Le parole del tecnico dei bergamaschi, che si appresta ad affrontare la Roma allenata dall'ex allenatore della Dea.
Raffaele Palladino, arrivato ufficialmente sulla panchina della Dea lo scorso 11 novembre al posto dell’esonerato Ivan Juric, alla vigilia di una partita cruciale per l’Atalanta contro la Roma respinge il confronto con l’attuale allenatore dei giallorossi Gian Piero Gasperini, che nelle passate nove stagioni è invece stato l’idolo della curva bergamasca.
“Sono focalizzato sulla partita, non è un confronto tra Gasperini e me, ma tra Roma e Atalanta – dice Palladino in conferenza stampa -. Per noi non deve cambiare niente. Dobbiamo fare punti anche con squadre più in alto in classifica perché di punti ce ne mancano”.
“La Roma è una squadra d’alta classifica con un grandissimo allenatore che ha fatto la storia del calcio a Bergamo insieme alla società. Ci sono punti su cui lavorare per metterlo in difficoltà: la sfida contro di lui dev’essere stimolante anche per i ragazzi”, prosegue l’ex tecnico di Monza e Fiorentina”.
“Mi aspetto una partita di grande intensità secondo i principi di gioco e il credo di Gasperini.

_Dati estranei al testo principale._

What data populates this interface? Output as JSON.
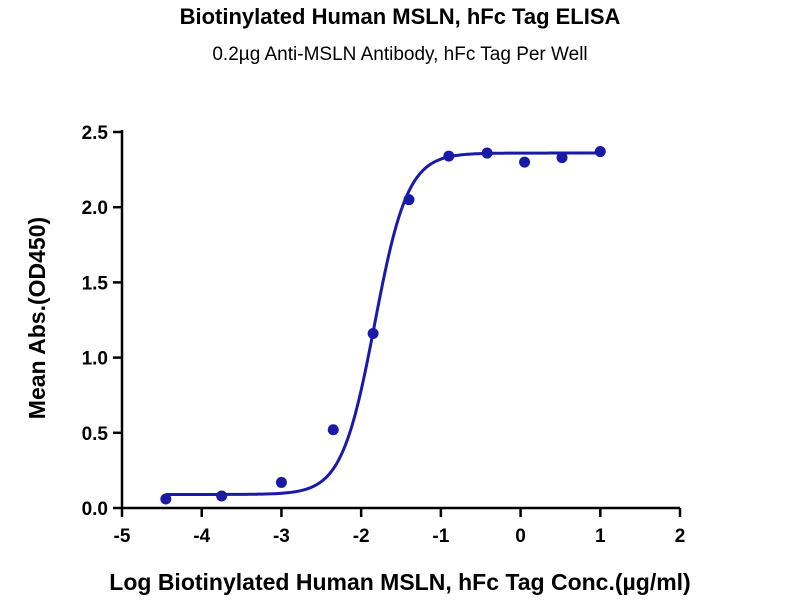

Sarà una partita di duelli individuali. La Roma se l’aspetti bassa ti palleggia, se la prendi alta ti attacca in profondità. Bisogna fare bene entrambe le cose. A me interessa farle con intensità, coi tempi e le scalate giuste. Bisogna essere bravi a capire che la Roma ti sporca le giocate quando la palla ce l’hai tu”, conclude Palladino.